While the department is feeling a financial strain due to the annexation, Public Safety Director Bill LaGrone said in an Aug. 4 interview it’s not because Southside is any more dangerous than any other part of Oroville with similar socioeconomic issues.

“As far as violent crime or regular calls for service, we really don’t have anything more in this area that we’ve picked up than we have in other areas of Oroville that are similar to that,” he said.

LaGrone said the annexation provides an opportunity to leave any negative stereotypes associated with the neighborhood behind, along with any past tensions — racial or otherwise — between law enforcement and Southside residents.

“I think there has been some tension in the past — I’m talking 20 years or more ago — between law enforcement and some residents of South Oroville,” he said. “It has not been my experience since I’ve been working in Oroville that we’ve had that. It’s a new day. It’s a new era. And whatever the tensions were of the past, we don’t carry with us.”

Resident Corey Wright says creating trust between Southside and the city, including law enforcement, is something that will take time.

“Because of what’s going on nationally, I don’t think there’s a good relationship with police officers and racially mixed communities across the country,” he said. “Here, Oroville police are OK. They’re not out here beating people’s heads in or shooting people with no guns, so far. It’s kinda like we gotta wait and see.”

Wright, for one, would like to see the diversity of Southside better reflected in city leadership.

“This is my hometown, I gotta remain optimistic,” he said. “I just think at the top, some changes need to be make to reflect what everybody wants.”

***

This November will be the first time Southside residents will have the chance to run and vote in city elections.

One person taking advantage of the opportunity is Southside resident Janet Goodson, co-founder of Southside Vanguard, a community group aimed at improving the quality of life in Southside.

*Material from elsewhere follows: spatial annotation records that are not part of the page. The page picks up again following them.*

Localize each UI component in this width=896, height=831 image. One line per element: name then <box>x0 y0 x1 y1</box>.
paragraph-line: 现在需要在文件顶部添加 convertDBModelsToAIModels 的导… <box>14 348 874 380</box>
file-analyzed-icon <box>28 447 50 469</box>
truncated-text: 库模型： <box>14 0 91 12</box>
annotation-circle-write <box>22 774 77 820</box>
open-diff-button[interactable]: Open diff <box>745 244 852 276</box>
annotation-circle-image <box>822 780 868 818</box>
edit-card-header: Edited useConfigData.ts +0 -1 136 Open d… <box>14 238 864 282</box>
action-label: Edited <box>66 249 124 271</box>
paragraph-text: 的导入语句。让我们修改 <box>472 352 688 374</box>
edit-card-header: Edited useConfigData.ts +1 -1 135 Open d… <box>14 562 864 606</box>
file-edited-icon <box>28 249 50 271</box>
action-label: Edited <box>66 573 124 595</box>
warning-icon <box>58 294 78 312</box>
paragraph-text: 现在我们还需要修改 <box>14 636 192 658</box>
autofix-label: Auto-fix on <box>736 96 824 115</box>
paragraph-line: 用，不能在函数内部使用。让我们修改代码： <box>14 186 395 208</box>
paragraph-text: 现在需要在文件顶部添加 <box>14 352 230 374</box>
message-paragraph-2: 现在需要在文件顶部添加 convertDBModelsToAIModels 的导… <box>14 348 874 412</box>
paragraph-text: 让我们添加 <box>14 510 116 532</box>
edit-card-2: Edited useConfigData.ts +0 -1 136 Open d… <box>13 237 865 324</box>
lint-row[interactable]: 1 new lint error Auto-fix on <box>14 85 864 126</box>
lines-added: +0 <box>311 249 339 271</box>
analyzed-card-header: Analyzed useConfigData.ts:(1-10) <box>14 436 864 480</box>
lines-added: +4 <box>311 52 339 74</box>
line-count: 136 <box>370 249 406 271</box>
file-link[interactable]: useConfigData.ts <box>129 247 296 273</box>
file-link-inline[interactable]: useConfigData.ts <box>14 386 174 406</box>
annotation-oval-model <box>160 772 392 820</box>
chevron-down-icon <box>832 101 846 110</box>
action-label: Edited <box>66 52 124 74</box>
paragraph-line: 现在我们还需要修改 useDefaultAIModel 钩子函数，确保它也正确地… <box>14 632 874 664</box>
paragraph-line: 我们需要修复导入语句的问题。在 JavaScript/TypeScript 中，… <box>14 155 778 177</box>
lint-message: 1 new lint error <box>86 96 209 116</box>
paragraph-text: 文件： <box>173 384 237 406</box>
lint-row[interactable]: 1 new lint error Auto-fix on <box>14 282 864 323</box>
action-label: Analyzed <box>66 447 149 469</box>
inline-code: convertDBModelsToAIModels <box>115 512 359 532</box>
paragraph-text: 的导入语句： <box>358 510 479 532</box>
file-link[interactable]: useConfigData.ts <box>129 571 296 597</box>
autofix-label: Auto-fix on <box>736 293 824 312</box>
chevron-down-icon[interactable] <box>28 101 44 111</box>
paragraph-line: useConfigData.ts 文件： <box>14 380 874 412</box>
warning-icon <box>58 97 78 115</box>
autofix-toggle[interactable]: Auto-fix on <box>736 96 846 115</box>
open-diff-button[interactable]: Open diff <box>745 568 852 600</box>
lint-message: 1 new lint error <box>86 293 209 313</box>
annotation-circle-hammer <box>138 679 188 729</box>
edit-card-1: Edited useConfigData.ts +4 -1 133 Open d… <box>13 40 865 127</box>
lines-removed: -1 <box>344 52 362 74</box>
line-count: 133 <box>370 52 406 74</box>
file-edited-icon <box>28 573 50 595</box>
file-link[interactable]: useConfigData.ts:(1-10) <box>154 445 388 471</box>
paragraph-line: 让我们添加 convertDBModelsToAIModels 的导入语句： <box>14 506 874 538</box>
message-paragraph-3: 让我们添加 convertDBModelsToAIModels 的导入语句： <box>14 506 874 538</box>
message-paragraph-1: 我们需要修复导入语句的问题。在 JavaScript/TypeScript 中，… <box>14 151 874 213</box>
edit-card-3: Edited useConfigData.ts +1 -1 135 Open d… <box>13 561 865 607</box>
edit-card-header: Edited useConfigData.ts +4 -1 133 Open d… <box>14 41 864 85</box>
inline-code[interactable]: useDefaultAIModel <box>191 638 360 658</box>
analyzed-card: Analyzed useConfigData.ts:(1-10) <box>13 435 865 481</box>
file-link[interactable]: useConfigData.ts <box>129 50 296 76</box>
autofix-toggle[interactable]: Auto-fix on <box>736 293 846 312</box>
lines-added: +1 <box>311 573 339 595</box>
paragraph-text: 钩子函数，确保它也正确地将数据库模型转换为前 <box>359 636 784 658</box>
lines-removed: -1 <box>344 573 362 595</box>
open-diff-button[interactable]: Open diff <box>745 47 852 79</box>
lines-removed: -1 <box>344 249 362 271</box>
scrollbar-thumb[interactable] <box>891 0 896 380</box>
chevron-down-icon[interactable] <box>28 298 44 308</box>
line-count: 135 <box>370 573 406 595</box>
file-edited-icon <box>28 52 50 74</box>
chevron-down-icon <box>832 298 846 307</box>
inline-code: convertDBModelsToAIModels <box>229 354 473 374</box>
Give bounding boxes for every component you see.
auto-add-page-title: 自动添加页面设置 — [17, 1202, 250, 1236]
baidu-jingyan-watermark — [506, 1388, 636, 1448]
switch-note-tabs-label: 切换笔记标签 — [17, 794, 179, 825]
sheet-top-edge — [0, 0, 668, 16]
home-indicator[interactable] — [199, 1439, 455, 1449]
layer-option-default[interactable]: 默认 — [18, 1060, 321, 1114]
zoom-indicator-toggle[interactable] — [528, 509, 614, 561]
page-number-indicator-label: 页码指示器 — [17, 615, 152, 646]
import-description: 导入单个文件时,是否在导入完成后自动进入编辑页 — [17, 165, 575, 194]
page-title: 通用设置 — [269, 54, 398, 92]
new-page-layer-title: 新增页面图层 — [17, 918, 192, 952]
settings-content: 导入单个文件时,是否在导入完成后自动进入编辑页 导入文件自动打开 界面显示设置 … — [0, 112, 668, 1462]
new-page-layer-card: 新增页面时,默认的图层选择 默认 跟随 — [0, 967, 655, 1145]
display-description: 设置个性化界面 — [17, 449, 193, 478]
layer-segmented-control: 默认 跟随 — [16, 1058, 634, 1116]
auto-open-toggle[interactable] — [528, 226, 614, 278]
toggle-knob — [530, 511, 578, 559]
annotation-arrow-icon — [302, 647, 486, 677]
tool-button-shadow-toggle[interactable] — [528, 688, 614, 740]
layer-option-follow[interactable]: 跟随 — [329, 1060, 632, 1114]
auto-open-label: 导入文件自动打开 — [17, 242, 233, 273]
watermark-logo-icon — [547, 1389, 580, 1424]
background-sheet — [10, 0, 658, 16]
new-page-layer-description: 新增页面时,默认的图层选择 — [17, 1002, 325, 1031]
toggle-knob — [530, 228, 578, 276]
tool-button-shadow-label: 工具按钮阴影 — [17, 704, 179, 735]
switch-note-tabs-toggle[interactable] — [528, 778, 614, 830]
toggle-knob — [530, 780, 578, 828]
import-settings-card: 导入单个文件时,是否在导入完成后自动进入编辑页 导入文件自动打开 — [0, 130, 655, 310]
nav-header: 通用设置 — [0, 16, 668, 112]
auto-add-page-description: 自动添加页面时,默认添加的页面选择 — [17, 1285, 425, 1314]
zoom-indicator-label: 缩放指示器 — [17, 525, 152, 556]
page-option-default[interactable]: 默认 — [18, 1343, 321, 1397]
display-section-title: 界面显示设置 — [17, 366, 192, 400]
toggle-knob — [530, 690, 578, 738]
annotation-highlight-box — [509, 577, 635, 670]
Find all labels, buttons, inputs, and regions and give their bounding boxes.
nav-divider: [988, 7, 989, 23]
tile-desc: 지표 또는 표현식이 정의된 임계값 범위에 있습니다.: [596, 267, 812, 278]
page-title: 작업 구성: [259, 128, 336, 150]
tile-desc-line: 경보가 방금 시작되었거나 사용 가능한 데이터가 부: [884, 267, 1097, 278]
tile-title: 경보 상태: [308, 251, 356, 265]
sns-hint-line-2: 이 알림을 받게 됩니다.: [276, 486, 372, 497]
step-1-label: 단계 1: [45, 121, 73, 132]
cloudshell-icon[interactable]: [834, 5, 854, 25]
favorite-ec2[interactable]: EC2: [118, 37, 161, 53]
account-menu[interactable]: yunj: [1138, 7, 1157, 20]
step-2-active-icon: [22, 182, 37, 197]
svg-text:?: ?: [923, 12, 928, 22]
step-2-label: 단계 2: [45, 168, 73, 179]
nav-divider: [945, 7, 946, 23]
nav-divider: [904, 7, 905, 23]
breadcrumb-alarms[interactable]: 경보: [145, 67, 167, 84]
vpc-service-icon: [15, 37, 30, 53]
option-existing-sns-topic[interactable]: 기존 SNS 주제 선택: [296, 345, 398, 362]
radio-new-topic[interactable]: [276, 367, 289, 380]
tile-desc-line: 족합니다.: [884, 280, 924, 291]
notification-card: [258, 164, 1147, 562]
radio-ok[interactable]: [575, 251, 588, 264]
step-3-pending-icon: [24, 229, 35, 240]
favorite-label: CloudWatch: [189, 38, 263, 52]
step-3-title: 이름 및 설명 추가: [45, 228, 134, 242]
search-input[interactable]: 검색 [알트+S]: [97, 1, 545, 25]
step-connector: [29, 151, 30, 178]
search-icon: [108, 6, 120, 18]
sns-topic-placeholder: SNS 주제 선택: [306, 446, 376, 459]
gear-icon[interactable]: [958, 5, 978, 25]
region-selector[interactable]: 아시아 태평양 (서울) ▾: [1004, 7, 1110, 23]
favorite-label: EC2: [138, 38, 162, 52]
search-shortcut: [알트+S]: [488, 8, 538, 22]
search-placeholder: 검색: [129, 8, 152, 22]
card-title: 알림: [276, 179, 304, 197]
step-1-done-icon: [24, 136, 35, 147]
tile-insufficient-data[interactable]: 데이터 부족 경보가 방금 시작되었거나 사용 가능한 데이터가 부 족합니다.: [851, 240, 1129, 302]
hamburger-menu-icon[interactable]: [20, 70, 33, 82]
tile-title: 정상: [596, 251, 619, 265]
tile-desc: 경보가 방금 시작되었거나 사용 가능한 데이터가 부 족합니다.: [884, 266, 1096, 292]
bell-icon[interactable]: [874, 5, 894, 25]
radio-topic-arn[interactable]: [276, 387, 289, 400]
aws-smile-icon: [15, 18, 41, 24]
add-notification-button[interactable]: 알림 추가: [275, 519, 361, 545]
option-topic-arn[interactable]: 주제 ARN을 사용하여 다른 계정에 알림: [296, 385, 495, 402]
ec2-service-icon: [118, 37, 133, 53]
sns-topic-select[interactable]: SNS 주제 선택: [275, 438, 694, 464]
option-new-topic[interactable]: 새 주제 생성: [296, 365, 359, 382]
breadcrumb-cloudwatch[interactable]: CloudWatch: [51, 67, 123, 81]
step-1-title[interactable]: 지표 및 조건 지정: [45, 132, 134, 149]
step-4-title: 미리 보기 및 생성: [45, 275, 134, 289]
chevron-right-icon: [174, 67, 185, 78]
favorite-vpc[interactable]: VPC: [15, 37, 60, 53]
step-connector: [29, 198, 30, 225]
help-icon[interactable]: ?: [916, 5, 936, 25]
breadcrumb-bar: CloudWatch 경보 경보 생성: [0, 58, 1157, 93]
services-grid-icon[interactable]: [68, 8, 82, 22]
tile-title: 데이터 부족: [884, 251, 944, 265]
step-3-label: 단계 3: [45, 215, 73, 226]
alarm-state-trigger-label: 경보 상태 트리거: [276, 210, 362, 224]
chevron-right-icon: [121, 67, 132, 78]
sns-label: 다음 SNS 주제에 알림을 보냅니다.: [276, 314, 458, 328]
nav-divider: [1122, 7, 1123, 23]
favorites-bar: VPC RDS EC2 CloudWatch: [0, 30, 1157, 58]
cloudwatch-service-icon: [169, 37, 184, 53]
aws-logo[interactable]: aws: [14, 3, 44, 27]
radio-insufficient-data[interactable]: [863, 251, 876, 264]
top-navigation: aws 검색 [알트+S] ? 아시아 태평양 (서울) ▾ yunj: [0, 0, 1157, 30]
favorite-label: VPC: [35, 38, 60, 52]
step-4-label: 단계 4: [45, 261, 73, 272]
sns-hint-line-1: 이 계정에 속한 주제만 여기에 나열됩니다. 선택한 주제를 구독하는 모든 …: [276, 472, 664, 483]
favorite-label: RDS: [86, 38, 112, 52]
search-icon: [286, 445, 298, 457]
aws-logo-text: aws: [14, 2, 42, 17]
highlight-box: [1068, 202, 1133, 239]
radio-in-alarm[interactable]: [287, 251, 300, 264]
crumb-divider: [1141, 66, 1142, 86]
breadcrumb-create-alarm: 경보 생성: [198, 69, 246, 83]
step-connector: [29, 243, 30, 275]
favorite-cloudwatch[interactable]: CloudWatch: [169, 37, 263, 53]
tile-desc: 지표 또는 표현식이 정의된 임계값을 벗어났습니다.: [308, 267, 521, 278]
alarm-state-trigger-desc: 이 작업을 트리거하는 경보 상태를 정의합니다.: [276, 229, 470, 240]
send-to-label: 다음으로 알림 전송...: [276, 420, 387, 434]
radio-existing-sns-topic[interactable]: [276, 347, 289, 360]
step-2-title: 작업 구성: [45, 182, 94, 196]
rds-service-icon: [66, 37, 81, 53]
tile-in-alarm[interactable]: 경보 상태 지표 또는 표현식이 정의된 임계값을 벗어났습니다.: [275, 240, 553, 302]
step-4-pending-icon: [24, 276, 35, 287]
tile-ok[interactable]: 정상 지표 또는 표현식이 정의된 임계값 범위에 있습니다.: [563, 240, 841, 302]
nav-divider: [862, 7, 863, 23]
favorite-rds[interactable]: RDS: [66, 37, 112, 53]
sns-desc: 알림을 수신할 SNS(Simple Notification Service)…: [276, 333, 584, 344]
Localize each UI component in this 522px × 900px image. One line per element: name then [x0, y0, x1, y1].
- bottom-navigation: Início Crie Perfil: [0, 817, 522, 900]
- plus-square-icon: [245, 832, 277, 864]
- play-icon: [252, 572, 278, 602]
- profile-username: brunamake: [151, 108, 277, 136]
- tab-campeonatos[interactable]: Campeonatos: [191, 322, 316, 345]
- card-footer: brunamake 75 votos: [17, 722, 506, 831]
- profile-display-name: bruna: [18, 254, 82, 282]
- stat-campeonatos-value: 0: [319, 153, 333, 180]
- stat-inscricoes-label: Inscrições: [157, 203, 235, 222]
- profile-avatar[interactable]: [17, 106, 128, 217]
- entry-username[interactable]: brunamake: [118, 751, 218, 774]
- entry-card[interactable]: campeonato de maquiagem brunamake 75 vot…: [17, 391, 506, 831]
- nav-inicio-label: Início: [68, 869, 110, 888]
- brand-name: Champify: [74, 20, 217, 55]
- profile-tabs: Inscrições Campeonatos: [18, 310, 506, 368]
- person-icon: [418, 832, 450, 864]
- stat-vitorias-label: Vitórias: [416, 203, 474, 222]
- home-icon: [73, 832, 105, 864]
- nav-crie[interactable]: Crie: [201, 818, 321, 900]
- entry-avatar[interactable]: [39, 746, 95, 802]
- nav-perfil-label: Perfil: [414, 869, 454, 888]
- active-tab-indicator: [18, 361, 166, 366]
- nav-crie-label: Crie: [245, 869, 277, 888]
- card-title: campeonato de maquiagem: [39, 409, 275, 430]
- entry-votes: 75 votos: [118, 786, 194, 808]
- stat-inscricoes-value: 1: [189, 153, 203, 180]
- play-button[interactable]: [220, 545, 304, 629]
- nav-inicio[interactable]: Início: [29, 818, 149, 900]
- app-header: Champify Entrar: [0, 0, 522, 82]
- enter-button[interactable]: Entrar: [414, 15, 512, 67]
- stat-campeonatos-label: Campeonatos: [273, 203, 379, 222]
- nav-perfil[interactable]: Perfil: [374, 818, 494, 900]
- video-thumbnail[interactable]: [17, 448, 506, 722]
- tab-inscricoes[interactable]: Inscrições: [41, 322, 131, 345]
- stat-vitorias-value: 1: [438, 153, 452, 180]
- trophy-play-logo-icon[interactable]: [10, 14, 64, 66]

Janet Goodson at Martin Luther King Jr. Park

Goodson, who is running for one of the city’s three open City Council seats on a platform of public safety and economic development, said the idea of referring to her community as simply “South Oroville” stems from people’s perceptions of Southside not lining up with the reality.

“When people think of Southside, I have heard from residents who have lived in the city for a number of years, they will not set foot — they never have come to Southside,” she said. “They relate it to a high crime area, a high homeless and transient and a drug area. And those are the negative connotations. See you have not come into our neighborhood. And until you do, I think those are judgments and negatives that have been surmised by other people. That’s not how I see my community at all.”

She said she has a vision of Southside that bridges the past and the future — a revitalization of what it used to be and still can be, “a community that not only the current generation but future generations can be proud of.”

It’s a sentiment echoed by Pastor Thompson.

“We want to know that we’ve done all that we can here in Southside,” Thompson said. “And we are set apart. We’re a very unique community. And we want to make sure that our seniors in their latter days will be even greater than their former. That’s the story I would like to see. And if we see that, what happens from there, it causes the young people to be ignited and get on fire to just push this community higher than it’s ever been pushed before.”